Apple Whistleblower Details Intimate Data Spying, Profiling in New Interviews

While Congress considers forbidding the use of TikTok in the U.S., Apple whistleblower Thomas Le Bonniec reminds us that concerns about privacy and misuse of personal data are not restricted to the Chinese social media app.

In 2019, the French whistleblower quit his job as a data analyst in a small company working for Apple in Ireland and shed light on the treatment of data by the tech giant. As an employee, Le Bonniec was mostly tasked with analyzing conversations and audio records coming from the use of Apple’s vocal assistant, Siri. The recordings were made during the active use of the tool by individuals but also during its random activations. The latter were unknown by those that were recorded and represent between 10% and 30% of all that Le Bonniec heard.

Typically, Le Bonniec had to listen to at least 1,300 conversations a day to follow the directions of his employer and went through 46,000 pieces of private information during the short two months he spent there. Overall, several hundred million recordings were made per year for just a handful of countries.

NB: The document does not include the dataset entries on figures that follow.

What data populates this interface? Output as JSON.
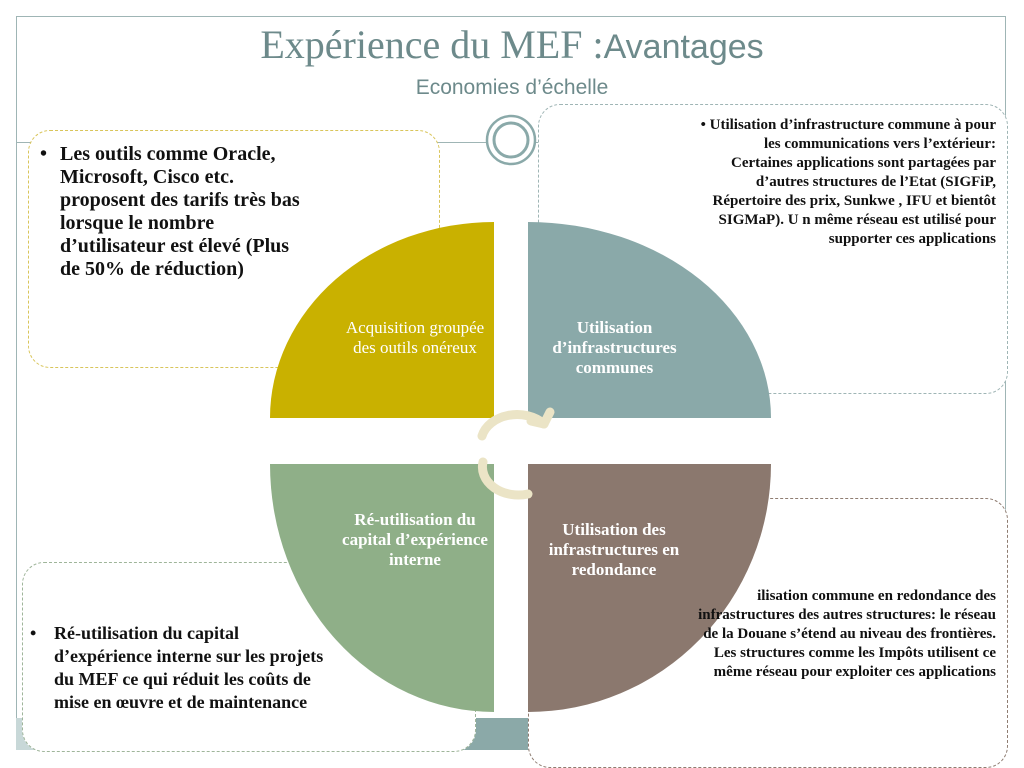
{
  "title": {
    "main": "Expérience du MEF :",
    "tail": "Avantages"
  },
  "subtitle": "Economies d’échelle",
  "colors": {
    "accent": "#6d8a8b",
    "quadrant_acquisition": "#c9b100",
    "quadrant_infrastructures": "#8aa9a9",
    "quadrant_reutilisation": "#8faf88",
    "quadrant_redondance": "#8b786e",
    "cycle_arrows": "#ebe4c6"
  },
  "quadrants": {
    "acquisition": "Acquisition groupée des outils onéreux",
    "infrastructures": "Utilisation d’infrastructures communes",
    "reutilisation": "Ré-utilisation du capital d’expérience interne",
    "redondance": "Utilisation des infrastructures en redondance"
  },
  "callouts": {
    "top_left": {
      "bullet": "•",
      "text": "Les outils comme Oracle, Microsoft, Cisco etc. proposent des tarifs très bas lorsque le nombre d’utilisateur est élevé (Plus de 50% de réduction)"
    },
    "top_right": {
      "text": "• Utilisation d’infrastructure commune à pour les communications vers l’extérieur: Certaines applications sont partagées par d’autres structures de l’Etat (SIGFiP, Répertoire des prix, Sunkwe , IFU et bientôt SIGMaP). U n même réseau est utilisé pour supporter ces applications"
    },
    "bottom_right": {
      "text": "ilisation commune en redondance des infrastructures des autres structures: le réseau de la Douane s’étend au niveau des frontières. Les structures comme les Impôts utilisent ce même réseau pour exploiter ces applications"
    },
    "bottom_left": {
      "bullet": "•",
      "text": "Ré-utilisation du capital d’expérience interne sur les projets du MEF ce qui réduit les coûts de mise en œuvre et de maintenance"
    }
  }
}
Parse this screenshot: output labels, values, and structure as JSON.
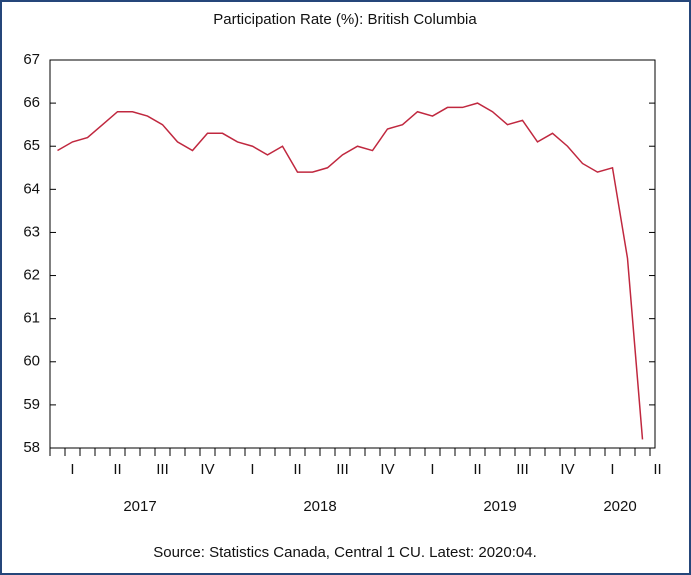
{
  "chart_data": {
    "type": "line",
    "title": "Participation Rate (%): British Columbia",
    "source": "Source: Statistics Canada, Central 1 CU. Latest: 2020:04.",
    "quarters": [
      "I",
      "II",
      "III",
      "IV",
      "I",
      "II",
      "III",
      "IV",
      "I",
      "II",
      "III",
      "IV",
      "I",
      "II"
    ],
    "years": [
      "2017",
      "2018",
      "2019",
      "2020"
    ],
    "series": [
      {
        "color": "#c0283f",
        "values": [
          64.9,
          65.1,
          65.2,
          65.5,
          65.8,
          65.8,
          65.7,
          65.5,
          65.1,
          64.9,
          65.3,
          65.3,
          65.1,
          65.0,
          64.8,
          65.0,
          64.4,
          64.4,
          64.5,
          64.8,
          65.0,
          64.9,
          65.4,
          65.5,
          65.8,
          65.7,
          65.9,
          65.9,
          66.0,
          65.8,
          65.5,
          65.6,
          65.1,
          65.3,
          65.0,
          64.6,
          64.4,
          64.5,
          62.4,
          58.2
        ]
      }
    ],
    "ylim": [
      58,
      67
    ],
    "yticks": [
      58,
      59,
      60,
      61,
      62,
      63,
      64,
      65,
      66,
      67
    ],
    "grid": false
  }
}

“During this period, I was able to hear everything you can imagine that someone might say in a very intimate situation,” Le Bonniec said in a new interview with FranceInfo. “I heard people speaking of their political orientation, union activities, their sexual activity and orientation, a lot about their personal situation too.”

Alarmingly, Le Bonniec also claims that Apple crossed this data over with other sources to create profiles based on other data they got from the user. If you mention your mom in a conversation, some people will be paid to find your mom in your contacts, gather information about her too, and make it as complete as possible. But this extends also to relatives, children, friends, colleagues etc.

This also means that you do not need to be using an Apple device to be tracked by Apple, only to be in contact with someone that uses one, or to be near a vocal assistant. Since 2019, Apple has developed new features of facial recognition to sort photos in your gallery based on who appears on them, without the consent of these persons. Le Bonniec, who does not own a smartphone, emphasizes that no one is fully protected with such a system that makes private life a collective question.

“You can bet that it is more probable that you have been spied on rather than you have not, and even that your data was used and analyzed at some point by Apple, even if you are not an Apple user,” Le Bonniec said.

While the whistle was blown four years ago, the regulation takes time to adapt.

“The issue is that we have agencies of data protection in Europe that are supposed to be doing this work of protection,” Le Bonniec said, “but there is a blockade at the level of the Irish agency that has been obstructing for years now on this question just as on a lot of others.”

Le Bonniec also recently appeared on the Whistleblower of the Week podcast where he discussed Big Tech’s use of restrictive non-disclosure agreements (NDAs) to muzzle whistleblowers.

After quitting for moral reasons, Le Bonniec shared the information to the media before going public. Today, he is represented by Kohn, Kohn & Colapinto and has filed complaints with the Securities and Exchange Commission outlining the NDA clauses that Apple is trying to use as a gag procedure.